Segment sol
Le contrôle au sol des opérations en orbite était fait par le Segment Sol Picard qui était constitué de deux unités :
- Un Segment Sol de Commande Contrôle, le MIGS (MIcrosatellite Ground Segment) qui, pour la phase opérationnelle, était constitué d'au moins quatre composantes :
- Un Centre de Commande Contrôle (CCC). Cette composante regroupait un centre nominal et un centre redondant.
- Six Stations d'émission et de réception 2 GHz (SCC ou TTCET - Telemetry and TeleCommand Earth Terminal).
- Un Réseau de Communication (RC ou DCN - Data Communication Network).
- Un Serveur d'échange de fichiers (SEF) pour l'échange de tous les fichiers avec le Centre de Mission.
- Un Segment Sol Utilisateur composé de deux unités :
- Un Centre de Mission Scientifique Picard (CMS-P) situé à Bruxelles consacré principalement au traitement des données de la charge utile. Les fonctions essentielles du CMS-P étaient de :
- Acquérir les données nécessaires aux opérations du CMS-P.
- Programmer la charge utile.
- Contrôler l'état de santé de la charge utile.
- Elaborer les produits scientifiques de la mission (N0 à N2A).
- Diffuser les produits élaborés.
- Des Centres d'Expertise Scientifique Picard répartis dans les laboratoires chargés du développement des instruments, le LATMOS (France) pour le télescope imageur SODISM, l'IRMB (Belgique) pour le radiomètre SOVAP, le PMOD (Suisse) pour le radiomètre et les photomètres PREMOS, l'OCA pour les instruments au sol et les laboratoires/instituts des membres de l'équipe scientifique Picard. Ces centres avaient pour rôles principaux d'assurer :
- L’analyse fine de fonctionnement des instruments.

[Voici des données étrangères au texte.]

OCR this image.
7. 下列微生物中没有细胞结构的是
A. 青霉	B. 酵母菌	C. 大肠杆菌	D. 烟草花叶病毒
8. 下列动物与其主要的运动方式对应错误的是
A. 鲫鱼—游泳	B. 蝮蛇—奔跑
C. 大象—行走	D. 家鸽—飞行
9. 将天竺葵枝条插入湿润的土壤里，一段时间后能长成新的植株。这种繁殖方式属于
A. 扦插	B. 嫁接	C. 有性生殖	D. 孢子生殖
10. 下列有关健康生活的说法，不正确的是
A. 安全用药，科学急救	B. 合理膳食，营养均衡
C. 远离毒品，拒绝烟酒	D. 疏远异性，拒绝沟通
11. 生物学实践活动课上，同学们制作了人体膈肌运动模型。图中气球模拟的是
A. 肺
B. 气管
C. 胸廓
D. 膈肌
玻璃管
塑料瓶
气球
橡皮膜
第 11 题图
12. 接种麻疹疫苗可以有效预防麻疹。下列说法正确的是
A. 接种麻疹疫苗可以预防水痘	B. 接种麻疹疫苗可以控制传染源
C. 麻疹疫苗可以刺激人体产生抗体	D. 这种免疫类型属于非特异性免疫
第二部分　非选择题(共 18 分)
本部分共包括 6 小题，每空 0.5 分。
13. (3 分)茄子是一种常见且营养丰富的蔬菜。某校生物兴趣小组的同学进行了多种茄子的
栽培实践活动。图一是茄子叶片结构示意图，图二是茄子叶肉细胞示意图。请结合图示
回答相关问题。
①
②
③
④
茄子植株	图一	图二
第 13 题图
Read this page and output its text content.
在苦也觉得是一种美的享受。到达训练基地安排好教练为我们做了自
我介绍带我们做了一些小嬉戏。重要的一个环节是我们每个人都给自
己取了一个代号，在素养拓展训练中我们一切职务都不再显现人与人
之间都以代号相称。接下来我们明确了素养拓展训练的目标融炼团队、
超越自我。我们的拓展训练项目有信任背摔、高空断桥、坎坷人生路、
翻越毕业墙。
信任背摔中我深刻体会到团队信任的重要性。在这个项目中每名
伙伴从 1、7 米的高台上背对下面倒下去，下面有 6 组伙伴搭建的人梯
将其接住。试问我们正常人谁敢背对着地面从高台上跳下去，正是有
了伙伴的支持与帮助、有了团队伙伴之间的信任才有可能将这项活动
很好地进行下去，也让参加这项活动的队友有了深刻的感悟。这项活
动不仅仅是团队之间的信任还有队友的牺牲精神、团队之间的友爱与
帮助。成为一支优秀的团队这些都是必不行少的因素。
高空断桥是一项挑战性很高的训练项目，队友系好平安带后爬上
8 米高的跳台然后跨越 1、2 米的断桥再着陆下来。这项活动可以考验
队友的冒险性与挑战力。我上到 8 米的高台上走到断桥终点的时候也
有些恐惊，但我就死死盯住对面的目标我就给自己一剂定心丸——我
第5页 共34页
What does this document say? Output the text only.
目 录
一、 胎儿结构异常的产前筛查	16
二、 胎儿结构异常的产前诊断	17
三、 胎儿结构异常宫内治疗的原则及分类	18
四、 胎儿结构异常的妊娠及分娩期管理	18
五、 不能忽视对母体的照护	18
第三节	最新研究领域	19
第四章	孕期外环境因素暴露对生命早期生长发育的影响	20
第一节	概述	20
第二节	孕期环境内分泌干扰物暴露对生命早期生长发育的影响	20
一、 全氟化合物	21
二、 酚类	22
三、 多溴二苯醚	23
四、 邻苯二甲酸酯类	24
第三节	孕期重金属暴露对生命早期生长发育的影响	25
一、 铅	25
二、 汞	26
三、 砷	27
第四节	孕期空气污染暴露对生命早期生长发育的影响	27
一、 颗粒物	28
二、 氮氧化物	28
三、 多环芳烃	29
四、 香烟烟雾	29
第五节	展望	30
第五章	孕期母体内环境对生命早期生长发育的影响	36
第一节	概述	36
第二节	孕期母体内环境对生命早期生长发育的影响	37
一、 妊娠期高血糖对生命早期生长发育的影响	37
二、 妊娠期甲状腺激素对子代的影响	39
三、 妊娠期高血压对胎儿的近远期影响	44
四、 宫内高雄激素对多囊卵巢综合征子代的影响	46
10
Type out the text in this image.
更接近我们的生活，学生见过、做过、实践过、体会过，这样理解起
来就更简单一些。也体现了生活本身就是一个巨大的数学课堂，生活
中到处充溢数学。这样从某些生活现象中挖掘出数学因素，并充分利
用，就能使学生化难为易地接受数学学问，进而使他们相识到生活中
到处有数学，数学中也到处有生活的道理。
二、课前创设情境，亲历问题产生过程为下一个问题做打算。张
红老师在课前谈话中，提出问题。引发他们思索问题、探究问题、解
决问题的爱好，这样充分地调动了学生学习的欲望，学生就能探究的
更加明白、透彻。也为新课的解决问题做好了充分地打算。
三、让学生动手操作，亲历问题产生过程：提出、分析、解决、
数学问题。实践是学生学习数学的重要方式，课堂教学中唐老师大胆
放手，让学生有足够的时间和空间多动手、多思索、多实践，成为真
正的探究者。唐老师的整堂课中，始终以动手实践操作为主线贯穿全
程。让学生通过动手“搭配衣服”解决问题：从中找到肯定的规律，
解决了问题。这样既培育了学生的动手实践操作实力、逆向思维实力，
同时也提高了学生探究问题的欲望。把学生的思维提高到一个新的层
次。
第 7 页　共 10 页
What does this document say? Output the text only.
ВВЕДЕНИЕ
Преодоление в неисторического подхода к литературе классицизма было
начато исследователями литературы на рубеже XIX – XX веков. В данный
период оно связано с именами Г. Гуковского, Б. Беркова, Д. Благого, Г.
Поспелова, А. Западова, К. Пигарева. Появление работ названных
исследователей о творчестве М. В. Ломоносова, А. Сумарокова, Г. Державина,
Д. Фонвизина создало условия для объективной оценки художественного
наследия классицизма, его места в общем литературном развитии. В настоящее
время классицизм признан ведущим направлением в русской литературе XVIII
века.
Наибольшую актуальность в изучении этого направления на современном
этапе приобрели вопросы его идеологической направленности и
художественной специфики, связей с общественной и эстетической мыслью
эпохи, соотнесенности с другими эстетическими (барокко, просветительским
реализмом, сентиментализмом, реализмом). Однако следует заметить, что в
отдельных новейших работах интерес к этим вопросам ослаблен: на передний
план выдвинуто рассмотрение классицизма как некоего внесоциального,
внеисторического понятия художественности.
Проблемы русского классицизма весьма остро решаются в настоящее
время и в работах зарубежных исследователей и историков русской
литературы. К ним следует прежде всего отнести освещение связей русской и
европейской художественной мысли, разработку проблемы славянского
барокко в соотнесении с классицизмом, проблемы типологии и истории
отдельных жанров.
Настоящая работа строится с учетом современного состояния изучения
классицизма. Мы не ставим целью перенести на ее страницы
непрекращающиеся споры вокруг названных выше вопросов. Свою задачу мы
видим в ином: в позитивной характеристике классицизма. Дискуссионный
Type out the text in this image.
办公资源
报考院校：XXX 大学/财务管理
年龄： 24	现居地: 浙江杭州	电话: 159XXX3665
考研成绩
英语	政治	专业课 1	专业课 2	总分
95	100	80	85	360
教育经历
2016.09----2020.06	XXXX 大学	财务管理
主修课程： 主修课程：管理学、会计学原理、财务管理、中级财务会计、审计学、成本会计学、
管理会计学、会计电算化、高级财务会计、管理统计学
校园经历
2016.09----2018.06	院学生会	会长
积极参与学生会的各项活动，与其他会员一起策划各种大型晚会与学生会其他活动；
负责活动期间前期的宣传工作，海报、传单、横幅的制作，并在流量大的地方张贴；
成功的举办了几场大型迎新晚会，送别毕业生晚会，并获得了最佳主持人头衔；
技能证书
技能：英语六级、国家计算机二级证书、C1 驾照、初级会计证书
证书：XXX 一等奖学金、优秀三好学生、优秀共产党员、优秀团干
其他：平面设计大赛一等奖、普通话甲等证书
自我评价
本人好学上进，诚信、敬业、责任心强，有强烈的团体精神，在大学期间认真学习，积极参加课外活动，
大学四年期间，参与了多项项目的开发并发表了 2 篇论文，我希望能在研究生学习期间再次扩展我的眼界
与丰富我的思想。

- L’élaboration des étalonnages finalisés et des résultats scientifiques (N2B, N3) et leur mise à disposition vers les utilisateurs à travers des centres d'archivage et de distribution thématiques.
- Un Centre de Mission Scientifique Picard (CMS-P) situé à Bruxelles consacré principalement au traitement des données de la charge utile. Les fonctions essentielles du CMS-P étaient de :
Instruments au sol
Certaines mesures modernes effectuées du sol montraient des variations contradictoires de diamètre en fonction de l'activité solaire… C'est pour éviter l'influence de l'atmosphère que des mesures ont été mises en œuvre en orbite. Néanmoins, il convenait de comprendre et d'interpréter les mesures au sol qui constituaient la plus longue série alors disponible. C'est pourquoi un important programme de mesures au sol était associé à l'opération spatiale avant, pendant et après la mission PICARD. Un programme de transfert de rayonnement à travers l'atmosphère terrestre a été développé à cet effet. Il a été validé par la comparaison des mesures simultanées en orbite et au sol.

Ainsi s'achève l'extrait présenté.